土間にある草履が風鳥の懐に仕舞われ、家光は首を傾げる。
草履がなければ外を歩けないのだが?
「今のあんたを歩かせるわけにはいかない」
「えぇ? なんでぇ?(確かに身体は怠いけど歩けない程じゃ……)」
「なんでも」
「……えぇ……? 意味わかんない……ふふっ」
「あぁ、くそっ、可愛過ぎる……」
にへらと微苦笑する家光を前に風鳥は口を手で覆い眉を顰めた。
悶絶とでもいうのだろうか、何かを堪えるように家光から目を逸らせて肩を震わせる。
「かっ、可愛いってなに? 今日なんでそんなに褒めちゃうわけ?」
一体どうしてしまったというのか。
今日の風鳥はやっぱりどこか変だ。
――こそばゆい……。
この一週間、満に褒められ続けちょっぴり自己肯定感の上がった家光は“可愛い”という言葉に恥ずかしさを覚えつつも照れに照れた。
「……っ、すまない、家光。もう限界だから出るぞ」
「え? ちょっ、わぁっ!?」
ふぅーっと深い息を吐いて、風鳥は家光を抱き上げ肩に担ぐ。
そうして障子戸を開くと外に出て、屋根の上へと跳躍した。
「う、わっ……!」
突然の浮遊感に家光は怖くなって目を閉じる。
僅かに身体を震わせながら風鳥の着物にしっかり掴まった。
「しっかり掴まってろよ」
「掴まってるよ!」
「いい子だ!」
まだ目を開けられないが、風を切る音と肩より伝わる振動から風鳥が屋根の上を走っているのはわかる。
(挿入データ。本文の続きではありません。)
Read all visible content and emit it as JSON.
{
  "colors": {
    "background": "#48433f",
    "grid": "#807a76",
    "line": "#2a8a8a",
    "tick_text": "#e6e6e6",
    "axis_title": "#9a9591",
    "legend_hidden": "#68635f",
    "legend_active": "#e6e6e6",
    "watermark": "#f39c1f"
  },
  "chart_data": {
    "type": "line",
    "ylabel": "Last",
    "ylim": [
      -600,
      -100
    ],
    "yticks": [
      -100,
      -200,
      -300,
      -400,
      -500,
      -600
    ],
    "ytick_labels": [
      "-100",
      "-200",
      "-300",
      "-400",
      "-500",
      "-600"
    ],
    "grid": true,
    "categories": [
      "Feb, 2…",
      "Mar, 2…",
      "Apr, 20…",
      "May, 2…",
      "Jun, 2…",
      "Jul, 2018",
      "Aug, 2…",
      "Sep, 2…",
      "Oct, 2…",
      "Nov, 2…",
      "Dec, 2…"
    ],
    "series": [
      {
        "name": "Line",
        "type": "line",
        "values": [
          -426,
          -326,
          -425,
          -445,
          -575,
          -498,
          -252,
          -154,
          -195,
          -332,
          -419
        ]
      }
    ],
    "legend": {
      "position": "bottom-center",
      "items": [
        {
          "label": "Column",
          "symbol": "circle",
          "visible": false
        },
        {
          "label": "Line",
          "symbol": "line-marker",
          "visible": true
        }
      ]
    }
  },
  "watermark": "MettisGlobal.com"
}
目を開けられるようになる頃には長屋の木戸を過ぎていて、家光はふと口を開いた。
「……ありがとう」
色々と世話になったのに文吉にお礼もお別れも言えなかった。
せめてもと、祈りを込めて遠ざかる長屋の木戸に向けて目礼する。
――みちるさんも、ありがとう……。
落ち着いたらあなたの足取りを辿るから、と家光は幸せな一週間を目蓋を閉じて思い出していく。
同じ褥で目を覚まし、同じ褥で就寝する。
一緒に調理をし、一緒に食事をした。
共に洗い物をし、共に洗濯もした。
デートだってしたし、贈り物も貰った。
初めては痛かったが、満たされた。
……どの満を思い出しても胸が疼いた。
本当に幸せだった。
もう過去形になってしまったけれど。
「……みちるさん、……さようなら」
風鳥に運ばれる間、二人で過ごした近所ではどこにでも彼の姿を思い出してしまいそうで、家光は顔を伏せたまま流れゆく景色は見なかった。